Almansouri's winning poster entitled "Super-Flexible Composite Magnet" was based on work carried out by the SMM group involving the development of a stretchable and ultra-flexible wearable biocompatible composite magnet, or a "magnetic skin." The flexible properties of the device waive the feeling of its presence when attached to the body, making it comfortable and imperceptible when worn for the user.
"The preliminary results of this work were presented at the joint MMM-Intermag Conference," Almansouri stated. "Our work was extremely well-received by the audience."
KAUST Ph.D. student Abdullah Almansouri (right) is pictured here at the 2019 Joint MMM-INTERMAG Conference with his Ph.D. co-supervisor KAUST Associate Professor Jürgen Kosel. Image courtesy of Abdullah Almansouri.
The past few years have seen a significant increase in the development of wearable technology. Almansouri believes the research carried out within the KAUST SMM research group compliments recent global developments in the wearable materials market. He also feels that the core innovation behind the SMM team's magnetic skin is the imperceptible wearability of the technology.
"The developed material has a wide range of applications, one of which is biomedical monitoring," Almansouri explained. "We utilized the magnetic skin for tracking the movement of the eye by attaching it to the eyelid.
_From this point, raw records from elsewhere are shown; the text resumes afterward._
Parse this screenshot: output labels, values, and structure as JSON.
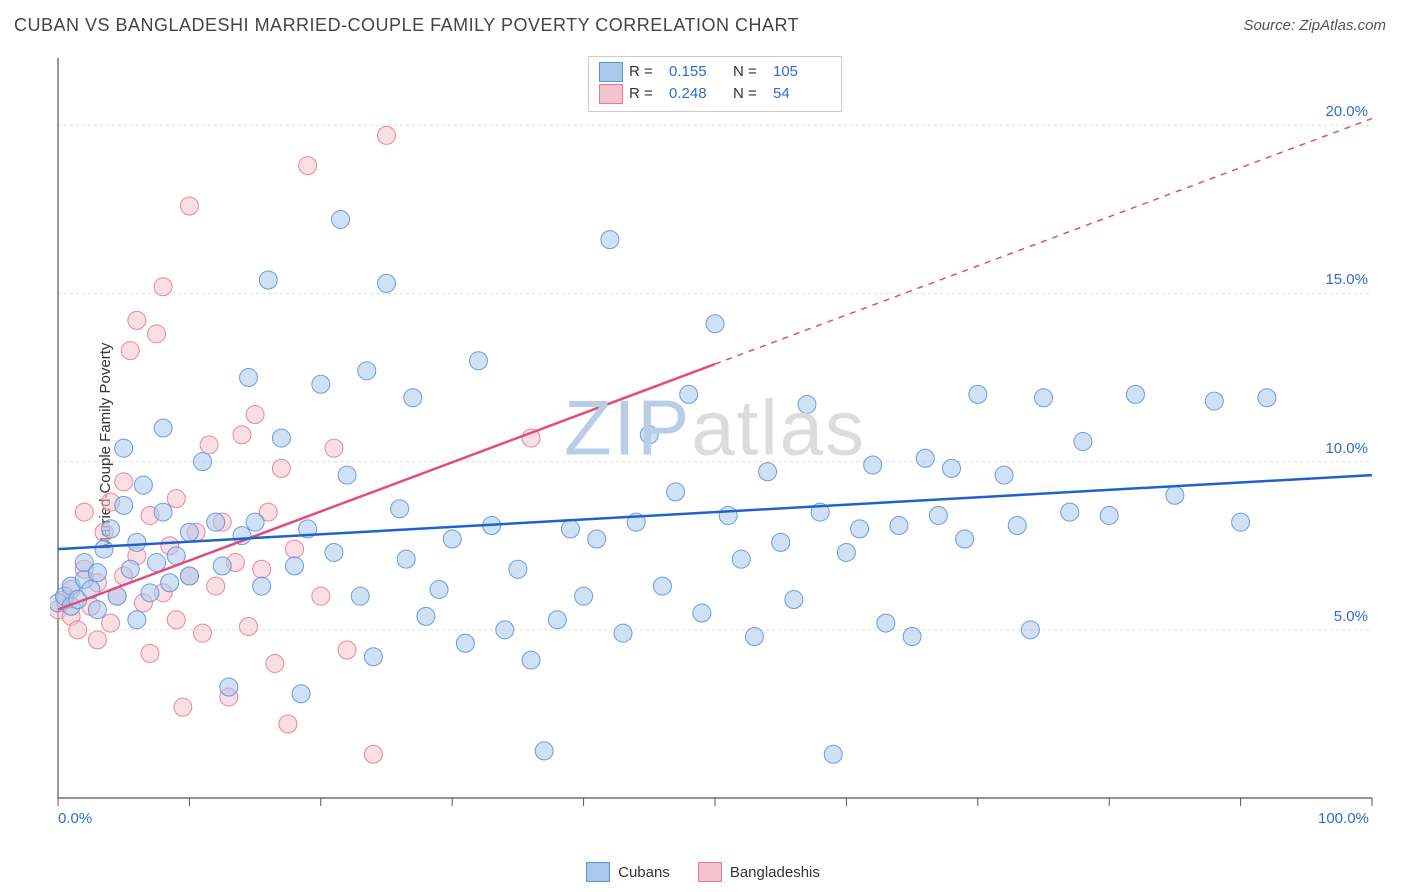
{
  "header": {
    "title": "CUBAN VS BANGLADESHI MARRIED-COUPLE FAMILY POVERTY CORRELATION CHART",
    "source": "Source: ZipAtlas.com",
    "title_color": "#444444",
    "title_fontsize": 18,
    "source_color": "#555555",
    "source_fontsize": 15
  },
  "watermark": {
    "text_a": "ZIP",
    "text_b": "atlas",
    "color_a": "#b9cde6",
    "color_b": "#dcdcdc",
    "fontsize": 78
  },
  "ylabel": {
    "text": "Married-Couple Family Poverty",
    "fontsize": 15,
    "color": "#333333"
  },
  "chart": {
    "type": "scatter",
    "background_color": "#ffffff",
    "axis_color": "#555555",
    "grid_color": "#dddddd",
    "grid_dash": "3,3",
    "tick_color": "#555555",
    "tick_label_color": "#2f6bd0",
    "xlim": [
      0,
      100
    ],
    "ylim": [
      0,
      22
    ],
    "x_ticks": [
      0,
      10,
      20,
      30,
      40,
      50,
      60,
      70,
      80,
      90,
      100
    ],
    "x_tick_labels_shown": {
      "0": "0.0%",
      "100": "100.0%"
    },
    "y_ticks": [
      5,
      10,
      15,
      20
    ],
    "y_tick_labels": {
      "5": "5.0%",
      "10": "10.0%",
      "15": "15.0%",
      "20": "20.0%"
    },
    "marker_radius": 9,
    "marker_opacity": 0.55,
    "marker_stroke_opacity": 0.9,
    "line_width": 2.5
  },
  "series": {
    "cubans": {
      "label": "Cubans",
      "fill": "#a9c9ec",
      "stroke": "#5c93d6",
      "line_color": "#1f63c9",
      "R": "0.155",
      "N": "105",
      "trend": {
        "x1": 0,
        "y1": 7.4,
        "x2": 100,
        "y2": 9.6,
        "dashed_from_x": null
      },
      "points": [
        [
          0,
          5.8
        ],
        [
          0.5,
          6.0
        ],
        [
          1,
          5.7
        ],
        [
          1,
          6.3
        ],
        [
          1.5,
          5.9
        ],
        [
          2,
          6.5
        ],
        [
          2,
          7.0
        ],
        [
          2.5,
          6.2
        ],
        [
          3,
          6.7
        ],
        [
          3,
          5.6
        ],
        [
          3.5,
          7.4
        ],
        [
          4,
          8.0
        ],
        [
          4.5,
          6.0
        ],
        [
          5,
          8.7
        ],
        [
          5,
          10.4
        ],
        [
          5.5,
          6.8
        ],
        [
          6,
          7.6
        ],
        [
          6,
          5.3
        ],
        [
          6.5,
          9.3
        ],
        [
          7,
          6.1
        ],
        [
          7.5,
          7.0
        ],
        [
          8,
          8.5
        ],
        [
          8,
          11.0
        ],
        [
          8.5,
          6.4
        ],
        [
          9,
          7.2
        ],
        [
          10,
          7.9
        ],
        [
          10,
          6.6
        ],
        [
          11,
          10.0
        ],
        [
          12,
          8.2
        ],
        [
          12.5,
          6.9
        ],
        [
          13,
          3.3
        ],
        [
          14,
          7.8
        ],
        [
          14.5,
          12.5
        ],
        [
          15,
          8.2
        ],
        [
          15.5,
          6.3
        ],
        [
          16,
          15.4
        ],
        [
          17,
          10.7
        ],
        [
          18,
          6.9
        ],
        [
          18.5,
          3.1
        ],
        [
          19,
          8.0
        ],
        [
          20,
          12.3
        ],
        [
          21,
          7.3
        ],
        [
          21.5,
          17.2
        ],
        [
          22,
          9.6
        ],
        [
          23,
          6.0
        ],
        [
          23.5,
          12.7
        ],
        [
          24,
          4.2
        ],
        [
          25,
          15.3
        ],
        [
          26,
          8.6
        ],
        [
          26.5,
          7.1
        ],
        [
          27,
          11.9
        ],
        [
          28,
          5.4
        ],
        [
          29,
          6.2
        ],
        [
          30,
          7.7
        ],
        [
          31,
          4.6
        ],
        [
          32,
          13.0
        ],
        [
          33,
          8.1
        ],
        [
          34,
          5.0
        ],
        [
          35,
          6.8
        ],
        [
          36,
          4.1
        ],
        [
          37,
          1.4
        ],
        [
          38,
          5.3
        ],
        [
          39,
          8.0
        ],
        [
          40,
          6.0
        ],
        [
          41,
          7.7
        ],
        [
          42,
          16.6
        ],
        [
          43,
          4.9
        ],
        [
          44,
          8.2
        ],
        [
          45,
          10.8
        ],
        [
          46,
          6.3
        ],
        [
          47,
          9.1
        ],
        [
          48,
          12.0
        ],
        [
          49,
          5.5
        ],
        [
          50,
          14.1
        ],
        [
          51,
          8.4
        ],
        [
          52,
          7.1
        ],
        [
          53,
          4.8
        ],
        [
          54,
          9.7
        ],
        [
          55,
          7.6
        ],
        [
          56,
          5.9
        ],
        [
          57,
          11.7
        ],
        [
          58,
          8.5
        ],
        [
          59,
          1.3
        ],
        [
          60,
          7.3
        ],
        [
          61,
          8.0
        ],
        [
          62,
          9.9
        ],
        [
          63,
          5.2
        ],
        [
          64,
          8.1
        ],
        [
          65,
          4.8
        ],
        [
          66,
          10.1
        ],
        [
          67,
          8.4
        ],
        [
          68,
          9.8
        ],
        [
          69,
          7.7
        ],
        [
          70,
          12.0
        ],
        [
          72,
          9.6
        ],
        [
          73,
          8.1
        ],
        [
          74,
          5.0
        ],
        [
          75,
          11.9
        ],
        [
          77,
          8.5
        ],
        [
          78,
          10.6
        ],
        [
          80,
          8.4
        ],
        [
          82,
          12.0
        ],
        [
          85,
          9.0
        ],
        [
          88,
          11.8
        ],
        [
          90,
          8.2
        ],
        [
          92,
          11.9
        ]
      ]
    },
    "bangladeshis": {
      "label": "Bangladeshis",
      "fill": "#f4c2ce",
      "stroke": "#e77a98",
      "line_color": "#e04d7c",
      "R": "0.248",
      "N": "54",
      "trend": {
        "x1": 0,
        "y1": 5.6,
        "x2": 100,
        "y2": 20.2,
        "dashed_from_x": 50
      },
      "points": [
        [
          0,
          5.6
        ],
        [
          0.5,
          5.9
        ],
        [
          1,
          5.4
        ],
        [
          1,
          6.2
        ],
        [
          1.5,
          5.0
        ],
        [
          2,
          6.8
        ],
        [
          2,
          8.5
        ],
        [
          2.5,
          5.7
        ],
        [
          3,
          6.4
        ],
        [
          3,
          4.7
        ],
        [
          3.5,
          7.9
        ],
        [
          4,
          8.8
        ],
        [
          4,
          5.2
        ],
        [
          4.5,
          6.0
        ],
        [
          5,
          9.4
        ],
        [
          5,
          6.6
        ],
        [
          5.5,
          13.3
        ],
        [
          6,
          7.2
        ],
        [
          6,
          14.2
        ],
        [
          6.5,
          5.8
        ],
        [
          7,
          8.4
        ],
        [
          7,
          4.3
        ],
        [
          7.5,
          13.8
        ],
        [
          8,
          6.1
        ],
        [
          8,
          15.2
        ],
        [
          8.5,
          7.5
        ],
        [
          9,
          8.9
        ],
        [
          9,
          5.3
        ],
        [
          9.5,
          2.7
        ],
        [
          10,
          6.6
        ],
        [
          10,
          17.6
        ],
        [
          10.5,
          7.9
        ],
        [
          11,
          4.9
        ],
        [
          11.5,
          10.5
        ],
        [
          12,
          6.3
        ],
        [
          12.5,
          8.2
        ],
        [
          13,
          3.0
        ],
        [
          13.5,
          7.0
        ],
        [
          14,
          10.8
        ],
        [
          14.5,
          5.1
        ],
        [
          15,
          11.4
        ],
        [
          15.5,
          6.8
        ],
        [
          16,
          8.5
        ],
        [
          16.5,
          4.0
        ],
        [
          17,
          9.8
        ],
        [
          17.5,
          2.2
        ],
        [
          18,
          7.4
        ],
        [
          19,
          18.8
        ],
        [
          20,
          6.0
        ],
        [
          21,
          10.4
        ],
        [
          22,
          4.4
        ],
        [
          24,
          1.3
        ],
        [
          25,
          19.7
        ],
        [
          36,
          10.7
        ]
      ]
    }
  },
  "legend_top": {
    "R_label": "R =",
    "N_label": "N ="
  }
}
In another application, we used it as a proximity sensor for a touchless gesture-screen by attaching it to our fingers. Basically, the elastic properties of [the] material make it very comfortable to wear without noticing its presence. Also, it can be shaped and painted to the likes of the user to either be invisible or to catch attention like a tattoo."
Almansouri feels the award was made possible thanks to the outstanding qualities of his colleagues and the top-tier facilities that complement their research at the University.
"Without a doubt, the enabling facilities and the capable supervisors and students here at KAUST paved the way for this achievement," he said. "Winning the best poster award at such a significant conference reveals the importance of our work and motivates the team to work harder to realize a complete and functional product."